- Nathan Dean's Senate photograph

Member of the Georgia State Senate from the 31st district
- In office 1975–2004

Member of the Georgia House of Representatives
- In office 1963–1975

Personal details
- Born: May 9, 1934 Rockmart, Georgia
- Died: June 8, 2013 (aged 79) Rockmart, Georgia
- Citizenship: United States
- Party: Democratic
- Education: Shorter University
- Occupation: Insurance executive
- Profession: Career politician

Military service
- Allegiance: United States
- Branch/service: Army
- Years of service: Two

= Nathan Dean =

American politician

Nathan Dean (May 9, 1934 – June 8, 2013) was an American insurance executive from Rockmart, Georgia, who served 15 consecutive terms in the Georgia General Assembly as Senator for district 31. Dean was first elected to the Senate in 1974 and began serving in 1975. Previously, Dean served for 12 years in the Georgia House of Representatives (1963 – 1975)—and served on the Rockmart City Council.

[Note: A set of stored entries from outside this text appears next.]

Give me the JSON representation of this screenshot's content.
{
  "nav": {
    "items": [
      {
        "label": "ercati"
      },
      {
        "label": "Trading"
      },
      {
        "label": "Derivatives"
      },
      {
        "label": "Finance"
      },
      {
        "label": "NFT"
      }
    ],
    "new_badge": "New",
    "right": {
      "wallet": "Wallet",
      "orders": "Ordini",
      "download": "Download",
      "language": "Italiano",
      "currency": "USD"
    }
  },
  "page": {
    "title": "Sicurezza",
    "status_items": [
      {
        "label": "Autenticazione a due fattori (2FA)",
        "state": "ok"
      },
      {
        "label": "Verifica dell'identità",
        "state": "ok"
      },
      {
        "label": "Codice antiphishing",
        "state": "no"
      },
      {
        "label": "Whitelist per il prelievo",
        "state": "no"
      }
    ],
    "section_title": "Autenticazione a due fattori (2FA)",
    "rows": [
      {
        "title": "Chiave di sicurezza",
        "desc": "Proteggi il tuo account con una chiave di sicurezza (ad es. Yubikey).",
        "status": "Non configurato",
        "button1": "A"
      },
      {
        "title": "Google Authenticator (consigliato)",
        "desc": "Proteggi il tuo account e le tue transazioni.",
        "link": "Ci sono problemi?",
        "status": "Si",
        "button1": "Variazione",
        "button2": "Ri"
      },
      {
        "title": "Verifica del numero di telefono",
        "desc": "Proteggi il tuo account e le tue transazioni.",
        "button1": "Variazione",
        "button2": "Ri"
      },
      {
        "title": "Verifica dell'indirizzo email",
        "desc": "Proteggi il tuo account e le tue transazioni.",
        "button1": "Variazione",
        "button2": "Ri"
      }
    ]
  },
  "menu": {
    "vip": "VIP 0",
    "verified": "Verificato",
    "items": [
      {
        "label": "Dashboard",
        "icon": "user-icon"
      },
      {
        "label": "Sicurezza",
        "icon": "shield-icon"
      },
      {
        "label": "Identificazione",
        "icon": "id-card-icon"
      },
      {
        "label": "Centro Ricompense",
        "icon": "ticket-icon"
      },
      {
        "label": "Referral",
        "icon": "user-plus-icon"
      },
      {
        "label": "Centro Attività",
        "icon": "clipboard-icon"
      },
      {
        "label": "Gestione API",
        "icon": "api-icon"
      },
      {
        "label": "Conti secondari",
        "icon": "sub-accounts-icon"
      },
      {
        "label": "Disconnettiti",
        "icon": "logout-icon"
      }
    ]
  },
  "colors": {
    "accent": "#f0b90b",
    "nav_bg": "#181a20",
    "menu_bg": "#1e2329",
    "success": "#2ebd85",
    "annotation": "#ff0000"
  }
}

Dean was Chairman of the Senate Democratic Caucus and a member of the Executive Committee of the Democratic Party of Georgia. as Senator, Dean represented both Polk and Haralson County and parts of Bartow and Paulding county as well. Dean has been recognized for his civic duties—seeing the Rockmart community center named in his honor, and being named Senator of the Year by the Georgia Municipal Association.

==Early life==
Nathan Dean was born at home in a house in Goodyear Village of Rockmart, Georgia on May 9, 1934—the youngest of seven children. He graduated from Rockmart High School and is a graduate of Shorter University as well. Nathan Dean is also a veteran of the U.S. Army. After leaving the Army Dean worked as an insurance executive and he was active in community and civic affairs. His interest in serving the local community led him to pursue politics—beginning his 42 years of public service as a Councilman for the city of Rockmart.

==Political career==
Dean was known to personally interact with his constituency. Mr. and Mrs. Ray and Shirley Pitts of Acworth, Georgia were surprised in 2001 when they received direct correspondence from the senator after Dean had seen a letter they had written seeking redress of grievances. Dean was indicted in 1992 on a charge of "false writing over the use of [government] grant funds"; however, the charge was dismissed and Dean was re-elected by his constituency who upheld confidence in his integrity.